What happened to Udall and Grimes happened to scores of Democrats seen as programmed or insincere. Voters backed minimum wage hikes in four red states but it didn’t help the Democrats running in them. Maybe people knew that when Democrats had the votes in Congress to raise it they chose not to. Or maybe they just didn’t hear their hollow, subtly crafted appeals.
Dependent on much the same research data, Democrats and Republicans, despite all appearances, grow closer on many issues. A good example of how this works is public education. In 2000 Al Gore and George W. Bush disagreed strongly on it. Bush wanted to take money out of it to fund vouchers. Gore wanted to put money into it for new schools. Their focus groups told them to talk about testing kids more often so they did. And that’s how we got No Child Left Behind.
Corporate marketing tools are unsuited to progressive politics. By definition, progressives espouse new ideas. Polls and focus groups are inhospitable to new ideas, which often need explanation in order to test well. What polls and focus groups do best is find out what people already think. They’re useful for targeting niche markets or hustling voters with the ‘politics of biography’; useful, that is, until people catch on.
What they don’t do is help build a movement. On the night Chris Hayes lectured Democrats on loyalty, Katrina Vanden Huevel, editor of the Nation and a guest on the show, sensibly observed that the Democratic Party contains many factions that are hard to unify. Yet Democrats spend fortunes on strategies and tools that work by breaking those factions into even smaller pieces till they eventually drift away.
Worse than how they spend money is how they raise it. In 1996 Bill Clinton raised gobs of it for TV. His consultants said the ads were worth every dime, but what raised his numbers was his management of two crises: the Oklahoma City bombing and the government shutdown.
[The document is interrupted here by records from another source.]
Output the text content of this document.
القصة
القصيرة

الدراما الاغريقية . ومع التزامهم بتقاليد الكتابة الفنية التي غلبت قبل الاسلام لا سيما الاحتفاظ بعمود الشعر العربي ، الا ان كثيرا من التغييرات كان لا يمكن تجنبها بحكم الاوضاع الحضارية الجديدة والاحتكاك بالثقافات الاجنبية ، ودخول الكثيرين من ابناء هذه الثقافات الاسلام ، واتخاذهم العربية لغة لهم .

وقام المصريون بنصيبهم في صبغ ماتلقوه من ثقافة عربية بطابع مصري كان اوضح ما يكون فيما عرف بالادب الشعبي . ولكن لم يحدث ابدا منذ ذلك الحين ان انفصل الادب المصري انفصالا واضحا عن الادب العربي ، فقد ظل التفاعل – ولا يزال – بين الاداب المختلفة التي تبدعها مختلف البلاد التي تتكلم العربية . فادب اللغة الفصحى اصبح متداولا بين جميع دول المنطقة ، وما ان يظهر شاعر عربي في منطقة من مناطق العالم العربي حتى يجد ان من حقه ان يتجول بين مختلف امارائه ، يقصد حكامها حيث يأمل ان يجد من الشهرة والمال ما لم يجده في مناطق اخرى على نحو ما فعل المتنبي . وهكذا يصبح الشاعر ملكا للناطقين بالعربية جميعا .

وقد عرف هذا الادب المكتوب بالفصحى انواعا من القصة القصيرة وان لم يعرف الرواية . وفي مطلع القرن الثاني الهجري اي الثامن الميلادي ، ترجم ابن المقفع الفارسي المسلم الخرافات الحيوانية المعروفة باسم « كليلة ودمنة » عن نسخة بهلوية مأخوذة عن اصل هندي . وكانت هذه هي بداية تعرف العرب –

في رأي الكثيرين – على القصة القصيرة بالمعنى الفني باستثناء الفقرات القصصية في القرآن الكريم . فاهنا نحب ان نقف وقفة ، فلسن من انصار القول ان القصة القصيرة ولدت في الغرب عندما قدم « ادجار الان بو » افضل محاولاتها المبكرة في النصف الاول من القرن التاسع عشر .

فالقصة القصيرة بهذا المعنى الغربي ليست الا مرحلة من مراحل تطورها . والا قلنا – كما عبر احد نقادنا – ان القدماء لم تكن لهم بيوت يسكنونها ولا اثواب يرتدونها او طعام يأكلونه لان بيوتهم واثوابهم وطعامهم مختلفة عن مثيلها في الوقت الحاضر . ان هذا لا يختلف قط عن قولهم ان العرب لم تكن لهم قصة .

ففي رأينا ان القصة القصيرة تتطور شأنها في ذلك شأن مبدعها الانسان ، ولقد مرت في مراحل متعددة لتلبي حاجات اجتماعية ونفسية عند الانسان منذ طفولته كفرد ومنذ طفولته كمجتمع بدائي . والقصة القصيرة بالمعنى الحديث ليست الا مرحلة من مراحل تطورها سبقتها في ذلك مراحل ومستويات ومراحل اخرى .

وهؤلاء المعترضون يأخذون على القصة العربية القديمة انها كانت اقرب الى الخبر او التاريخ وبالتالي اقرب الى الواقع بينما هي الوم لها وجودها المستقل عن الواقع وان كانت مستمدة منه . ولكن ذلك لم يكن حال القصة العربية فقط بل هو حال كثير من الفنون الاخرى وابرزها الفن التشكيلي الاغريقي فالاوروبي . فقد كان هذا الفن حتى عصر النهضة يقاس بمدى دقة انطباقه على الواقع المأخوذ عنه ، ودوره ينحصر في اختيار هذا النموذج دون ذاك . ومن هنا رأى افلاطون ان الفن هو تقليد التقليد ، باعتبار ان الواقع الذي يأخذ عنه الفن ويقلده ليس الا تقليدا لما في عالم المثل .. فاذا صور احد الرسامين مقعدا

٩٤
He led by 15 points in October when a fundraising scandal cut his margin in half. He kept his job but lost his mandate and maybe Congress. Like Udall, he’d have been a lot better off with a lot less money.
Democrats who ran from Obama may well have hurt themselves with the very Democratic base they needed to turn out. They doubtless hurt themselves with voters who caught them in the act of playing it too cute. Many had run further from their party than Obama has run and long before him. I was put off by the sight of their contortions, but less so when I stopped to think that they only knew two ways to go, theirs and Obama’s and had picked the one they thought might save them.
I’m more put off seeing Obama’s ex-staff selling books by kicking him when he’s down. Progressives shouldn’t do it, but nor should they instruct people to give thanks for programs that didn’t help them. No sense singing his praises to families with mortgages underwater, workers with stagnant wages or middle aged self-employed with higher health care premiums. The only way to reach them is by finding a problem they really care about and fixing it.
Obama’s failings are those of a generation of Democrats whose flaw is not how they campaign but how they govern. The only problem with their ‘message’ is that they often don’t mean it. They’re no more apt to change than the donors and consultants who hold their reigns are apt to let them. Since they’re too afraid to emancipate themselves others will have to do it for them, if necessary by primary.
Those possible ‘others’ are mighty disaffected. Do they still think the Democratic Party worth the time and effort that it takes to write a new agenda, build a new movement and challenge old leadership? I don’t know that they do. I only know that I’ve spent my life in that party and that nothing short of its utter transformation can save it now.